Durch den ökologischen Ausbau entwickelt das Gewässer eine Eigendynamik, die eine deutliche Verbesserung der Gewässerqualität bis in den Unter- und Oberlauf des Baches bewirken wird. Für die Renaturierungsmaßnahme werden rd. 450.000 Euro veranschlagt. Das Projekt der Gemeinde Kirchhundem wird mit einer Zuwendung des Landes NRW in Höhe von 80 Prozent unterstützt. Aber nicht nur der Rahrbach gewinnt auf der Gewerbefläche des Unternehmens MENNEKES Freiraum zurück, sondern im Zuge der Gesamtmaßnahmen gestaltet das Unternehmen auf zwei zwischen Radweg und Gewässer gelegenen Flächen einen attraktiven öffentlich zugänglichen Erholungs- und Erlebnisraum mit einem Spielplatz, Sportgeräten und vielfältigen Sitz- und Ruhezonen. „MENNEKES ist seit 85 Jahren fest mit der Gemeinde Kirchhundem verbunden. Indem wir unseren Mitarbeitern, aber auch der Öffentlichkeit, einen naturnahen Erholungs- und Freizeitraum am Rahrbach zur Verfügung stellen, möchten wir unseren Beitrag zu einer attraktiven, lebenswerten Region leisten“, erläutert der geschäftsführende Gesellschafter Christopher Mennekes.

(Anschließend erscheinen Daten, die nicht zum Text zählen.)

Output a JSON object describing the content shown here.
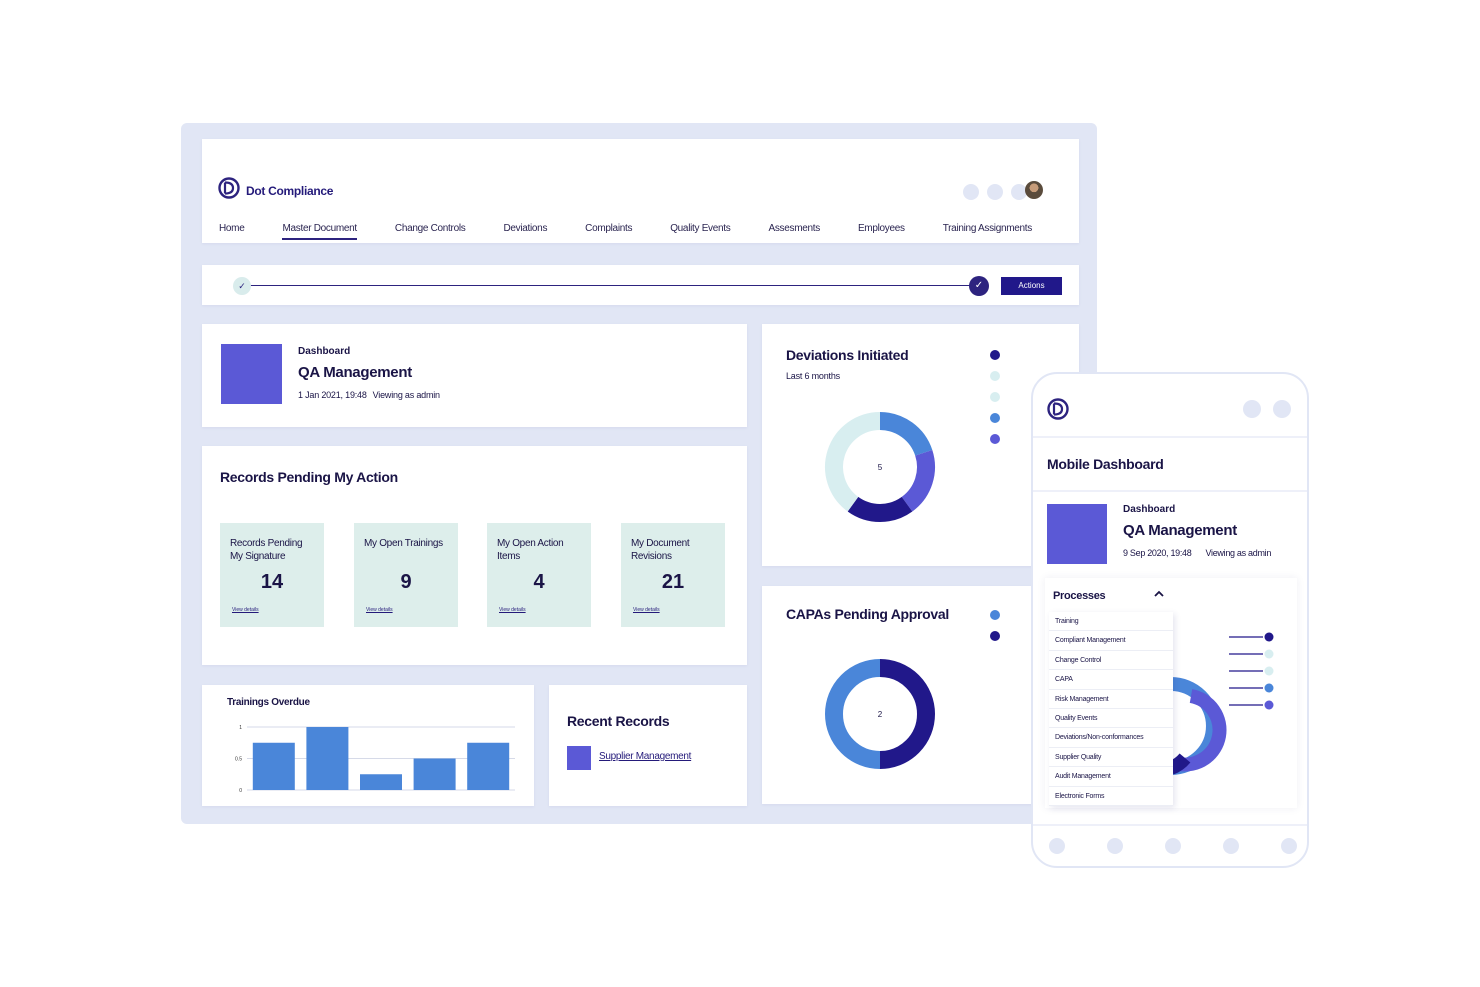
{
  "brand": {
    "name": "Dot Compliance"
  },
  "nav": {
    "items": [
      "Home",
      "Master Document",
      "Change Controls",
      "Deviations",
      "Complaints",
      "Quality Events",
      "Assesments",
      "Employees",
      "Training Assignments"
    ],
    "active_index": 1
  },
  "progress": {
    "start_icon": "✓",
    "end_icon": "✓",
    "actions_label": "Actions"
  },
  "dashboard": {
    "kicker": "Dashboard",
    "title": "QA Management",
    "date": "1 Jan 2021, 19:48",
    "viewing": "Viewing as admin"
  },
  "records": {
    "title": "Records Pending My Action",
    "tiles": [
      {
        "label": "Records Pending My Signature",
        "value": "14",
        "link": "View details"
      },
      {
        "label": "My Open Trainings",
        "value": "9",
        "link": "View details"
      },
      {
        "label": "My Open Action Items",
        "value": "4",
        "link": "View details"
      },
      {
        "label": "My Document Revisions",
        "value": "21",
        "link": "View details"
      }
    ]
  },
  "trainings": {
    "title": "Trainings Overdue",
    "chart_data": {
      "type": "bar",
      "title": "Trainings Overdue",
      "categories": [
        "",
        "",
        "",
        "",
        ""
      ],
      "values": [
        0.75,
        1.0,
        0.25,
        0.5,
        0.75
      ],
      "yticks": [
        "1",
        "0.5",
        "0"
      ],
      "ylim": [
        0,
        1
      ],
      "color": "#4a86d9",
      "grid": true
    }
  },
  "recent": {
    "title": "Recent Records",
    "link": "Supplier Management"
  },
  "deviations": {
    "title": "Deviations Initiated",
    "subtitle": "Last 6 months",
    "chart_data": {
      "type": "pie",
      "donut": true,
      "center_label": "5",
      "values": [
        1,
        1,
        1,
        2
      ],
      "colors": [
        "#4a86d9",
        "#5b59d6",
        "#21188a",
        "#d8eef0"
      ],
      "legend_colors": [
        "#21188a",
        "#d8eef0",
        "#d8eef0",
        "#4a86d9",
        "#5b59d6"
      ]
    }
  },
  "capas": {
    "title": "CAPAs Pending Approval",
    "chart_data": {
      "type": "pie",
      "donut": true,
      "center_label": "2",
      "values": [
        1,
        1
      ],
      "colors": [
        "#21188a",
        "#4a86d9"
      ],
      "legend_colors": [
        "#4a86d9",
        "#21188a"
      ]
    }
  },
  "mobile": {
    "title": "Mobile Dashboard",
    "dashboard": {
      "kicker": "Dashboard",
      "title": "QA Management",
      "date": "9 Sep 2020, 19:48",
      "viewing": "Viewing as admin"
    },
    "processes": {
      "title": "Processes",
      "chevron": "^",
      "items": [
        "Training",
        "Compliant Management",
        "Change Control",
        "CAPA",
        "Risk Management",
        "Quality Events",
        "Deviations/Non-conformances",
        "Supplier Quality",
        "Audit Management",
        "Electronic Forms"
      ]
    },
    "legend_colors": [
      "#21188a",
      "#d8eef0",
      "#d8eef0",
      "#4a86d9",
      "#5b59d6"
    ]
  },
  "colors": {
    "primary": "#21188a",
    "accent": "#5b59d6",
    "blue": "#4a86d9",
    "mint": "#ddeeeb",
    "frame": "#e1e6f5"
  }
}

So entsteht im Gewerbegebiet Welschen Ennest durch die Verzahnung zweier verschiedener Baumaßnahmen, der industriellen Betriebserweiterung um neue Produktions- und Betriebsgebäude - der zurzeit kreisweit größten „Zukunftsbaustelle“ - und der ökologischen Fließgewässergestaltung ein beispielhaftes Kooperationsprojekt, bei dem Klima- und Umweltschutz in mehrfacher Hinsicht mit Wirtschaftsförderung und Zukunftsentwicklung verflochten sind: Durch das Renaturierungsprojekt gewinnt die Natur wertvollen Lebens- und Entwicklungsraum und die Betriebserweiterung führt zur Stärkung des Unternehmens sowie zur Schaffung neuer Arbeitsplätze und damit auch zur Stärkung der Gemeinde Kirchhundem als Wirtschaftsstandort im Grünen.

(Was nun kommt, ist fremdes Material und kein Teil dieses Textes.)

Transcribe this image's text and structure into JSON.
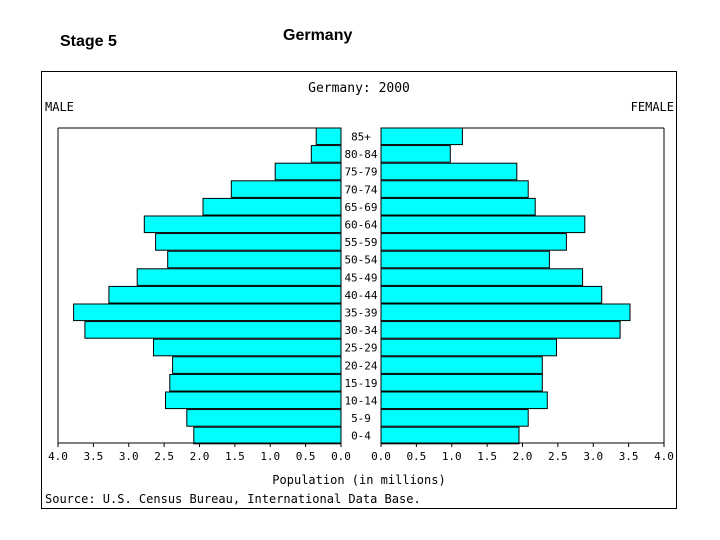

Bürgermeister Andreas Reinéry ist von dem Gesamtprojekt mit dem „Schulterschluss“ zwischen Natur und Industrie und dem harmonischen Einklang von Ökologie und Ökonomie begeistert: „Das Engagement des Unternehmens MENNEKES einen Erholungs- und Erlebnisraumes für Menschen aller Generationen direkt am naturnah umgebauten Rahrbach zu gestalten, stärkt nicht nur den Freizeitwert in der Gemeinde, sondern besitzt Vorbildfunktion und Strahlkraft über die Gemeindegrenzen hinaus“. Im Rahmen des Kooperationsprojektes übernimmt die Gemeinde zukünftig die Pflege- und Unterhaltungskosten der Erholungs- und Grünflächen.